- - Thursday, October 29, 2015

It turns out the U.S. Postal Service (USPS) has been caught in a lie. The Postal Service’s increased focus on its for-profit shipping service actually cost a ridiculous amount. A recent analysis proved that the postal service failed to attribute more than $2.5 billion to competitive services – essentially hiding the tax dollars it was using to compete against private businesses.

While the USPS has been busy improperly shifting resources from its federally mandated mail-delivery services to its shady side business of competing against private companies in the courier delivery service industry, it has all but ignored its actual job of delivering the mail.

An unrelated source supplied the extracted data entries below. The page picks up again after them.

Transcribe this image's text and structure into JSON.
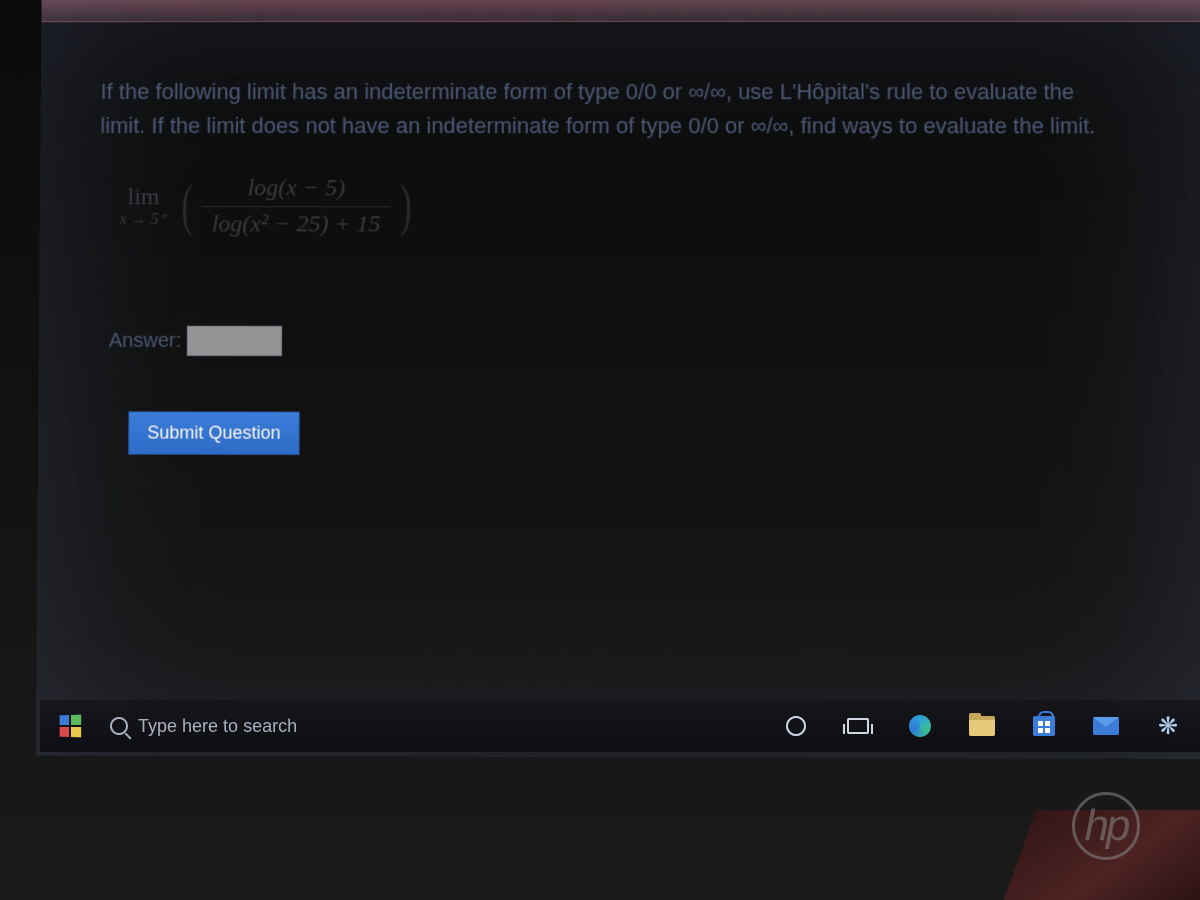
{
  "question": {
    "text": "If the following limit has an indeterminate form of type 0/0 or ∞/∞, use L'Hôpital's rule to evaluate the limit. If the limit does not have an indeterminate form of type 0/0 or ∞/∞, find ways to evaluate the limit."
  },
  "math": {
    "lim_word": "lim",
    "lim_sub": "x → 5⁺",
    "numerator": "log(x − 5)",
    "denominator": "log(x² − 25) + 15"
  },
  "answer": {
    "label": "Answer:",
    "value": ""
  },
  "submit": {
    "label": "Submit Question"
  },
  "taskbar": {
    "search_placeholder": "Type here to search"
  },
  "hp_logo": "hp"
}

A September 2015 report from the Government Accountability Office (GAO) found half of all mail in the U.S. goes unchecked for timely delivery. “Quality delivery performance information is needed for USPS and postal stakeholders such as [Postal Regulatory Commission], Congress, business mailers and the general public to develop useful analysis that can help oversee or assess the balance between USPS’s cost-cutting to address its poor financial situation while maintaining affordable postal rates and providing timely, universal delivery service,” the GAO report said. It’s as though the agency does not even care to track helpful data that could inform its pricing — and possibly shore up its finances.

New leaders at the USPS Board of Governors and the Postal Regulatory Commission have failed to implement any tangible changes to stop the bleeding at the USPS. And they certainly have not done what they should to stop the market abuse at hand.

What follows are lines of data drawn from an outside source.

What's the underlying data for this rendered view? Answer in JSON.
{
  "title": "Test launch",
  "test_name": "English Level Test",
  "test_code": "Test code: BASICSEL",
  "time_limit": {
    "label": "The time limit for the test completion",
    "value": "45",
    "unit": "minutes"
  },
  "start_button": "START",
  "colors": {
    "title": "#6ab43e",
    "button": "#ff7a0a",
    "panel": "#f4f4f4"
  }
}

Even the USPS Inspector General seems confused about its core function, more regularly tending to the Postal Service’s latest business gimmicks than behaving like an actual watchdog. From weighing in on a potential foray into banking, to a $500 million overhaul of its truck fleet, the USPS IG offers far more tips than critiques.



All of this occurs against the backdrop of well-documented financial troubles and a series of highly questionable business ventures. In the coming weeks, the postal service will close its fiscal year by marking 20 straight quarters of massive financial losses. According to the Tax Foundation, USPS has lost $51.7 billion since 2007 alone. And as my colleague David Williams, president of the Taxpayers Protection Alliance, lamented a year ago, all of the USPS’ new ventures are merely deflections that amount to “re-arranging the deck chairs on the Titanic.”

Rather than shift more taxpayer money to stay afloat, the USPS should stick to delivering mail and fulfilling its obligations. No accounting method can fix woeful performance for letter delivery or inept leadership. Now is the time to get back to basics and stop playing games that waste taxpayers’ money and harm private enterprise.